Is Anybody There?
Call it a pre-emptive breath of fresh air in the typically testosterone-soaked summer season if you'd like, "Is Anybody There?" is counterprogramming at its best.
Edward (Bill Milner of "Son of Rambow") is a precocious boy who wants nothing more than the attention of his parents (and his room back), who have turned their home into a haven for the elderly. In a place where death is common occurrence, it's no wonder Edward has become fascinated with that subject. Where do people go after they die? Can we speak to them?
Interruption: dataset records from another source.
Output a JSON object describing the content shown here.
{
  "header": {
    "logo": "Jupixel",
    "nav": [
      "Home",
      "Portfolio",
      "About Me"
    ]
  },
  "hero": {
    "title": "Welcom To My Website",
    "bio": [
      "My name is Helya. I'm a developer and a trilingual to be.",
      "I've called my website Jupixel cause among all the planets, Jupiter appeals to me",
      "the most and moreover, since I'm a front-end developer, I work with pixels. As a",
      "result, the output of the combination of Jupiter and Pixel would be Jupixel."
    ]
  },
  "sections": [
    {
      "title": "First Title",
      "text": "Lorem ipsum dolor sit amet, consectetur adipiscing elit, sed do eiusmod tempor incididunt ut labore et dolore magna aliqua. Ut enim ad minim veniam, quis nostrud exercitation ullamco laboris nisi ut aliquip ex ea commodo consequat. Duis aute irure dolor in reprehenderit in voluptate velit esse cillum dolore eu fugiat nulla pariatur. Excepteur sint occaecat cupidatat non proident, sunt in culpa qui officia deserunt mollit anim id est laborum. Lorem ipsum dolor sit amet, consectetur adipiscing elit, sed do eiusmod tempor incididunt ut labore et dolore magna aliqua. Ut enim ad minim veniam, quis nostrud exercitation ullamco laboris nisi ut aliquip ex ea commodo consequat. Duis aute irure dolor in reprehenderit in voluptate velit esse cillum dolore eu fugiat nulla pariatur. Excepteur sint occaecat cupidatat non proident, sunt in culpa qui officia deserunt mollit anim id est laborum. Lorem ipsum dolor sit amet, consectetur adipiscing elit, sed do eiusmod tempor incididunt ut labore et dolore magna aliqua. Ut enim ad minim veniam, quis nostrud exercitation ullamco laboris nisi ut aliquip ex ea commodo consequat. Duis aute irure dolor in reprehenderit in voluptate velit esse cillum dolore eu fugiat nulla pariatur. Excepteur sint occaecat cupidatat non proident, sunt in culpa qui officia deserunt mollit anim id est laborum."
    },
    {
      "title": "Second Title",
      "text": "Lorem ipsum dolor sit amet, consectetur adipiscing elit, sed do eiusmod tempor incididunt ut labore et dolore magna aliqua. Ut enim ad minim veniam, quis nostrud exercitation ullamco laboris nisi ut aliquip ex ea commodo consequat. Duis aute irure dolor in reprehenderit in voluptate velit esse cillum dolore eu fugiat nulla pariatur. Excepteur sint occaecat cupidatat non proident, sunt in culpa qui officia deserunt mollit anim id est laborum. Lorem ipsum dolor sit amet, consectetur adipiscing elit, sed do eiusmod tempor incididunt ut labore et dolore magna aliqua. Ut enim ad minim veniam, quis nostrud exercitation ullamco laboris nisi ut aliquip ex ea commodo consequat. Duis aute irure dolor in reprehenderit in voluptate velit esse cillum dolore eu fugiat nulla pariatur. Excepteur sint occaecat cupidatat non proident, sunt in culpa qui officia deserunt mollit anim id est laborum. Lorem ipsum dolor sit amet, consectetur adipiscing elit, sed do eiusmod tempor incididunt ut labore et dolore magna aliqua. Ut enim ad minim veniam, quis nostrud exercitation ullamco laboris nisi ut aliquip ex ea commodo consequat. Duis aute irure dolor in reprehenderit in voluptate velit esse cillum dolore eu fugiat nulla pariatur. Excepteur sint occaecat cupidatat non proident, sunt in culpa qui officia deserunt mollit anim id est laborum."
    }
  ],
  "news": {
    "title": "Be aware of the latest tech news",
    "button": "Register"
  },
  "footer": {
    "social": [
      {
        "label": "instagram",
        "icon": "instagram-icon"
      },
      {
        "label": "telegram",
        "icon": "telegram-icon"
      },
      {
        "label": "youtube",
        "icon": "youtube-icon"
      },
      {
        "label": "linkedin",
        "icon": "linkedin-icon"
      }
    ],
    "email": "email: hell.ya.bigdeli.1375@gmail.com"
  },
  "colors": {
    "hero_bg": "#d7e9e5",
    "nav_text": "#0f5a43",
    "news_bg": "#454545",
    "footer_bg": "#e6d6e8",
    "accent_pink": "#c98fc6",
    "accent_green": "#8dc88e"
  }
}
When a retired magician named Clarence (Michael Caine) stumbles in to take the place of a recently departed tenant, Edward is disappointed, and turns his bitterness on Clarence.
But Clarence is more than a match for the youngster, even if he is suffering from a mild case of dementia.
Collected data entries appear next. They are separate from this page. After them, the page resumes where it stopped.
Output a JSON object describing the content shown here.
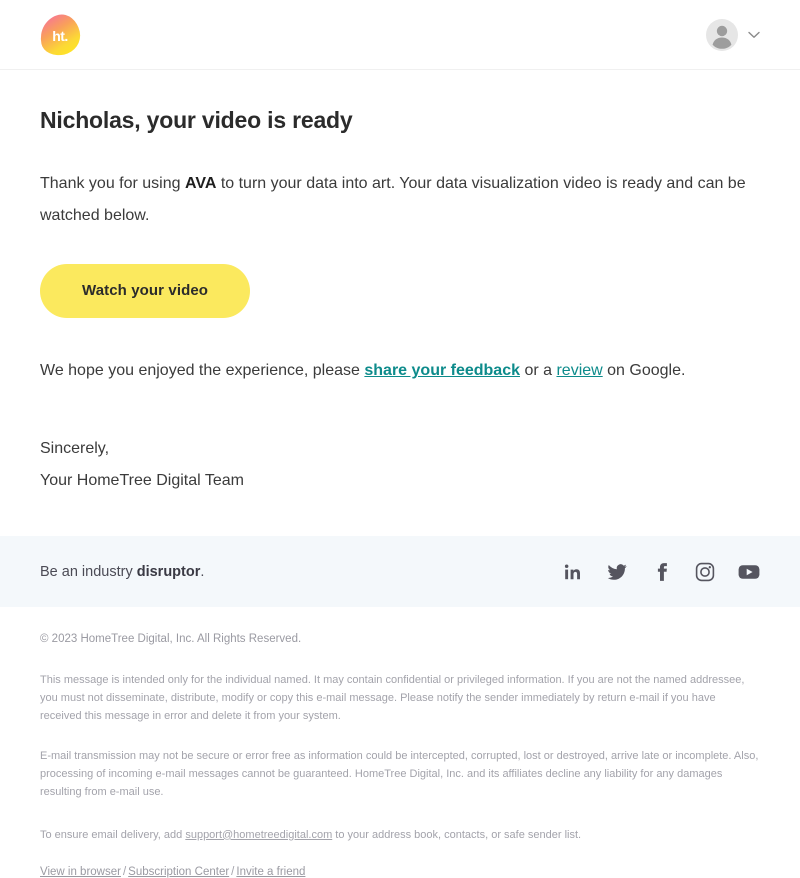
{
  "header": {
    "logo_text": "ht.",
    "logo_name": "hometree-logo",
    "avatar_icon": "user-avatar-icon",
    "chevron_icon": "chevron-down-icon"
  },
  "main": {
    "title": "Nicholas, your video is ready",
    "intro_before": "Thank you for using ",
    "intro_bold": "AVA",
    "intro_after": " to turn your data into art. Your data visualization video is ready and can be watched below.",
    "cta_label": "Watch your video",
    "feedback_before": "We hope you enjoyed the experience, please ",
    "feedback_link1": "share your feedback",
    "feedback_middle": " or a ",
    "feedback_link2": "review",
    "feedback_after": " on Google.",
    "signoff_line1": "Sincerely,",
    "signoff_line2": "Your HomeTree Digital Team"
  },
  "band": {
    "text_before": "Be an industry ",
    "text_bold": "disruptor",
    "text_after": ".",
    "socials": [
      {
        "name": "linkedin-icon",
        "label": "in"
      },
      {
        "name": "twitter-icon",
        "label": "Twitter"
      },
      {
        "name": "facebook-icon",
        "label": "f"
      },
      {
        "name": "instagram-icon",
        "label": "Instagram"
      },
      {
        "name": "youtube-icon",
        "label": "YouTube"
      }
    ]
  },
  "legal": {
    "copyright": "© 2023 HomeTree Digital, Inc. All Rights Reserved.",
    "paragraph1": "This message is intended only for the individual named. It may contain confidential or privileged information. If you are not the named addressee, you must not disseminate, distribute, modify or copy this e-mail message. Please notify the sender immediately by return e-mail if you have received this message in error and delete it from your system.",
    "paragraph2": "E-mail transmission may not be secure or error free as information could be intercepted, corrupted, lost or destroyed, arrive late or incomplete. Also, processing of incoming e-mail messages cannot be guaranteed. HomeTree Digital, Inc. and its affiliates decline any liability for any damages resulting from e-mail use.",
    "deliver_before": "To ensure email delivery, add ",
    "deliver_email": "support@hometreedigital.com",
    "deliver_after": " to your address book, contacts, or safe sender list.",
    "link_view_in_browser": "View in browser",
    "link_subscription_center": "Subscription Center",
    "link_invite_a_friend": "Invite a friend",
    "separator": "/"
  },
  "colors": {
    "cta_yellow": "#fbe95e",
    "link_teal": "#0d8b8b",
    "band_background": "#f4f8fb",
    "logo_gradient_start": "#f76da0",
    "logo_gradient_end": "#ffe81f"
  }
}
You can probably guess from here Clarence and Edward spark a friendship and teach each other about life, love, loss, and all of those other things.
Caine leads a terrific cast that includes David Morrissey as Edward's father, a man entering a midlife crisis and making eyes as the pretty young thing that works for him (Linzey Cocker). Meanwhile, Edward's mom (Anne-Marie Duff) is at her wit's wend, too busy cleaning up messes and keeping the family financially afloat to deal with either Edward or his dad.
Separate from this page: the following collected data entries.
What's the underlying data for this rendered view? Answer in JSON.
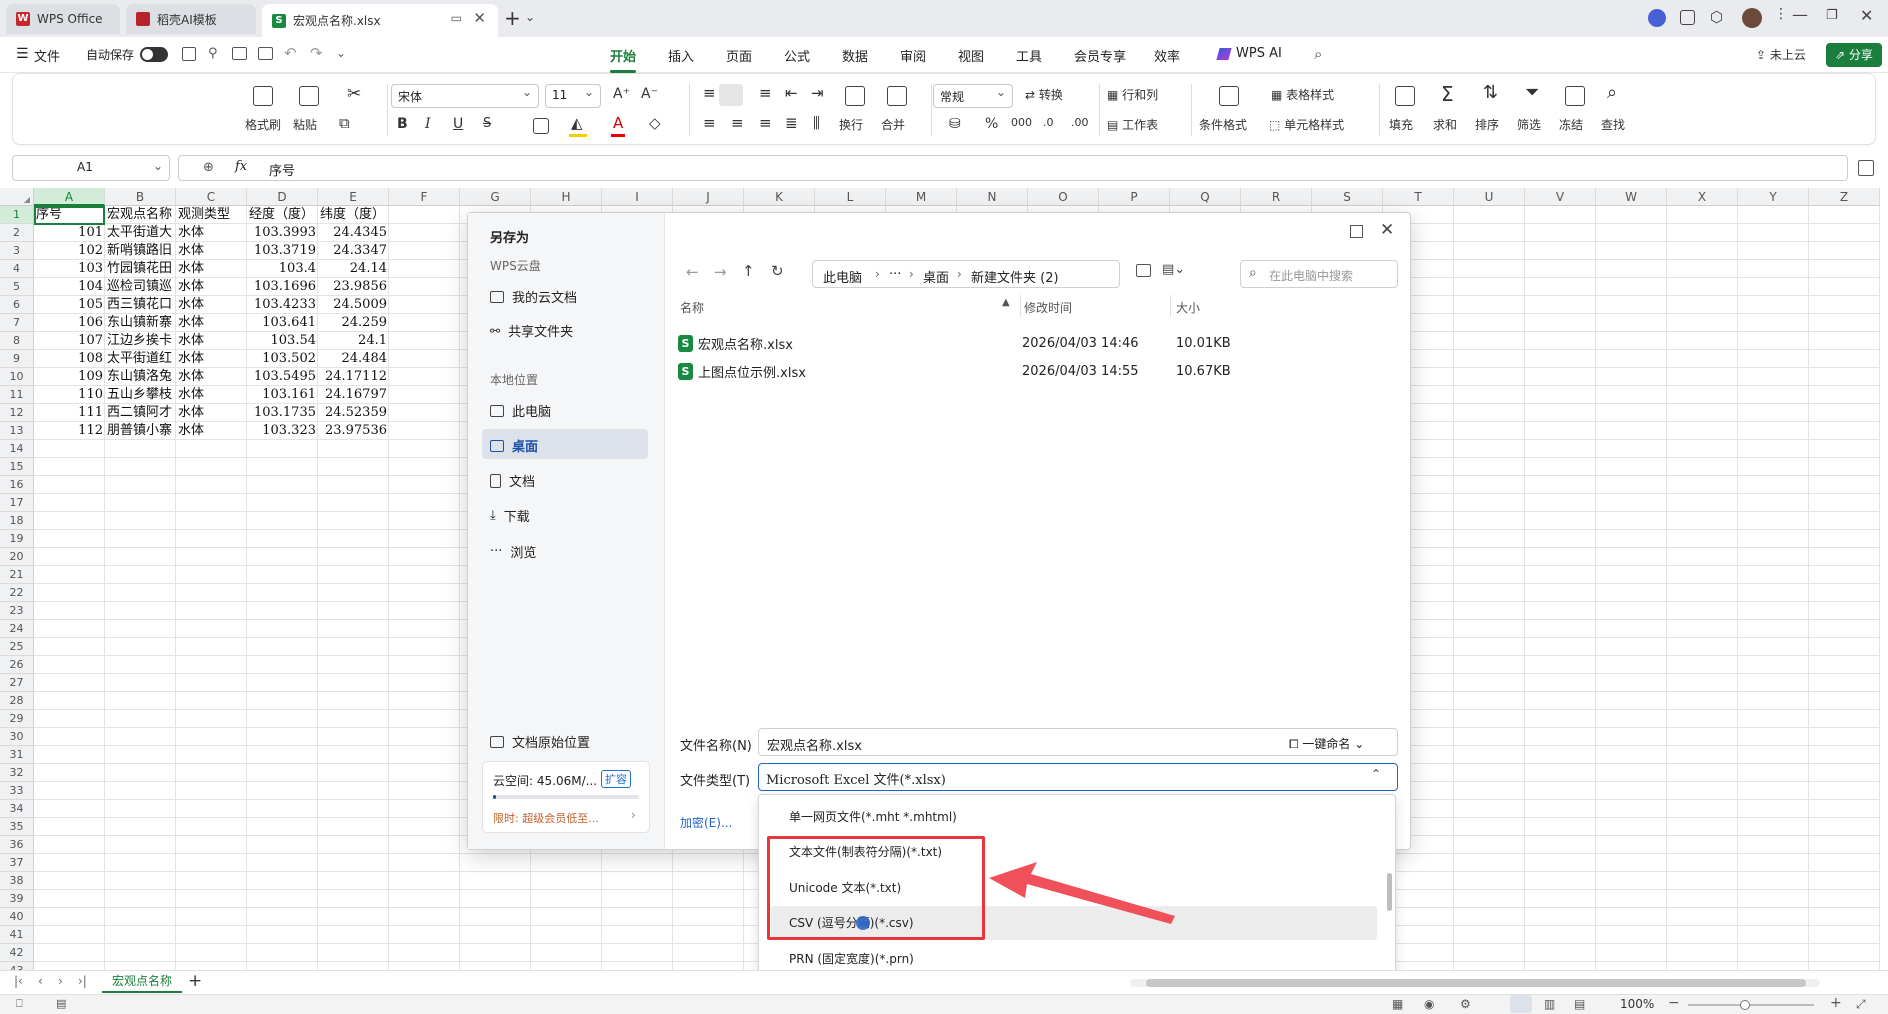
{
  "tabs": [
    {
      "label": "WPS Office",
      "color": "#c8262c"
    },
    {
      "label": "稻壳AI模板",
      "color": "#b6232a"
    },
    {
      "label": "宏观点名称.xlsx",
      "color": "#1a8a43"
    }
  ],
  "menubar": {
    "file": "文件",
    "autosave": "自动保存",
    "items": [
      "开始",
      "插入",
      "页面",
      "公式",
      "数据",
      "审阅",
      "视图",
      "工具",
      "会员专享",
      "效率",
      "WPS AI"
    ],
    "active": "开始",
    "cloud": "未上云",
    "share": "分享"
  },
  "ribbon": {
    "format_painter": "格式刷",
    "paste": "粘贴",
    "font": "宋体",
    "font_size": "11",
    "bold": "B",
    "italic": "I",
    "underline": "U",
    "wrap": "换行",
    "merge": "合并",
    "number_format": "常规",
    "convert": "转换",
    "rows_cols": "行和列",
    "worksheet": "工作表",
    "table_style": "表格样式",
    "cond_format": "条件格式",
    "cell_style": "单元格样式",
    "fill": "填充",
    "sum": "求和",
    "sort": "排序",
    "filter": "筛选",
    "freeze": "冻结",
    "find": "查找",
    "percent": "%"
  },
  "formula_bar": {
    "name_box": "A1",
    "fx": "fx",
    "value": "序号"
  },
  "columns": [
    "A",
    "B",
    "C",
    "D",
    "E",
    "F",
    "G",
    "H",
    "I",
    "J",
    "K",
    "L",
    "M",
    "N",
    "O",
    "P",
    "Q",
    "R",
    "S",
    "T",
    "U",
    "V",
    "W",
    "X",
    "Y",
    "Z"
  ],
  "rows": [
    "1",
    "2",
    "3",
    "4",
    "5",
    "6",
    "7",
    "8",
    "9",
    "10",
    "11",
    "12",
    "13",
    "14",
    "15",
    "16",
    "17",
    "18",
    "19",
    "20",
    "21",
    "22",
    "23",
    "24",
    "25",
    "26",
    "27",
    "28",
    "29",
    "30",
    "31",
    "32",
    "33",
    "34",
    "35",
    "36",
    "37",
    "38",
    "39",
    "40",
    "41",
    "42",
    "43"
  ],
  "sheet": {
    "header": [
      "序号",
      "宏观点名称",
      "观测类型",
      "经度（度）",
      "纬度（度）"
    ],
    "data": [
      [
        "101",
        "太平街道大",
        "水体",
        "103.3993",
        "24.4345"
      ],
      [
        "102",
        "新哨镇路旧",
        "水体",
        "103.3719",
        "24.3347"
      ],
      [
        "103",
        "竹园镇花田",
        "水体",
        "103.4",
        "24.14"
      ],
      [
        "104",
        "巡检司镇巡",
        "水体",
        "103.1696",
        "23.9856"
      ],
      [
        "105",
        "西三镇花口",
        "水体",
        "103.4233",
        "24.5009"
      ],
      [
        "106",
        "东山镇新寨",
        "水体",
        "103.641",
        "24.259"
      ],
      [
        "107",
        "江边乡挨卡",
        "水体",
        "103.54",
        "24.1"
      ],
      [
        "108",
        "太平街道红",
        "水体",
        "103.502",
        "24.484"
      ],
      [
        "109",
        "东山镇洛兔",
        "水体",
        "103.5495",
        "24.17112"
      ],
      [
        "110",
        "五山乡攀枝",
        "水体",
        "103.161",
        "24.16797"
      ],
      [
        "111",
        "西二镇阿才",
        "水体",
        "103.1735",
        "24.52359"
      ],
      [
        "112",
        "朋普镇小寨",
        "水体",
        "103.323",
        "23.97536"
      ]
    ]
  },
  "dialog": {
    "title": "另存为",
    "wps_cloud": "WPS云盘",
    "my_cloud_docs": "我的云文档",
    "shared_folder": "共享文件夹",
    "local": "本地位置",
    "this_pc": "此电脑",
    "desktop": "桌面",
    "documents": "文档",
    "downloads": "下载",
    "browse": "浏览",
    "original_location": "文档原始位置",
    "cloud_space": "云空间: 45.06M/...",
    "expand": "扩容",
    "promo": "限时: 超级会员低至...",
    "cloud_usage": 0.02,
    "path": [
      "此电脑",
      "···",
      "桌面",
      "新建文件夹 (2)"
    ],
    "search_placeholder": "在此电脑中搜索",
    "col_name": "名称",
    "col_modified": "修改时间",
    "col_size": "大小",
    "files": [
      {
        "name": "宏观点名称.xlsx",
        "modified": "2026/04/03 14:46",
        "size": "10.01KB"
      },
      {
        "name": "上图点位示例.xlsx",
        "modified": "2026/04/03 14:55",
        "size": "10.67KB"
      }
    ],
    "filename_label": "文件名称(N)",
    "filename_value": "宏观点名称.xlsx",
    "one_click_rename": "一键命名",
    "filetype_label": "文件类型(T)",
    "filetype_value": "Microsoft Excel 文件(*.xlsx)",
    "encrypt": "加密(E)...",
    "type_options": [
      "单一网页文件(*.mht *.mhtml)",
      "文本文件(制表符分隔)(*.txt)",
      "Unicode 文本(*.txt)",
      "CSV (逗号分隔)(*.csv)",
      "PRN (固定宽度)(*.prn)"
    ]
  },
  "sheet_tab": "宏观点名称",
  "status": {
    "zoom": "100%"
  },
  "colors": {
    "accent": "#1a7f3c",
    "highlight_box": "#e8343b",
    "arrow": "#f0505a"
  }
}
The film has a fierce sense of humor, no easy task in a film dealing with death and the elderly. In one scene Clarence attempts suicide, only to be found and thwarted by Edward. Later, he chides the boy for saving him.
Caine is on his game here, delivering a pitch-perfect performance as a man who thinks he's too coherent and sturdy for an old folks' home, and resents even the implication that he should be there.
But Milner is a revelation, holding his own with heavyweights like Caine and Morrissey and evoking memories of Freddie Highmore.
"There" is a marvelously low-key picture, a witty waltz through a potential bramble bush of a narrative. Director John Crowley dances on the line between unflinching comedy and sensitivity to its subjects, making light without coming off as cruel.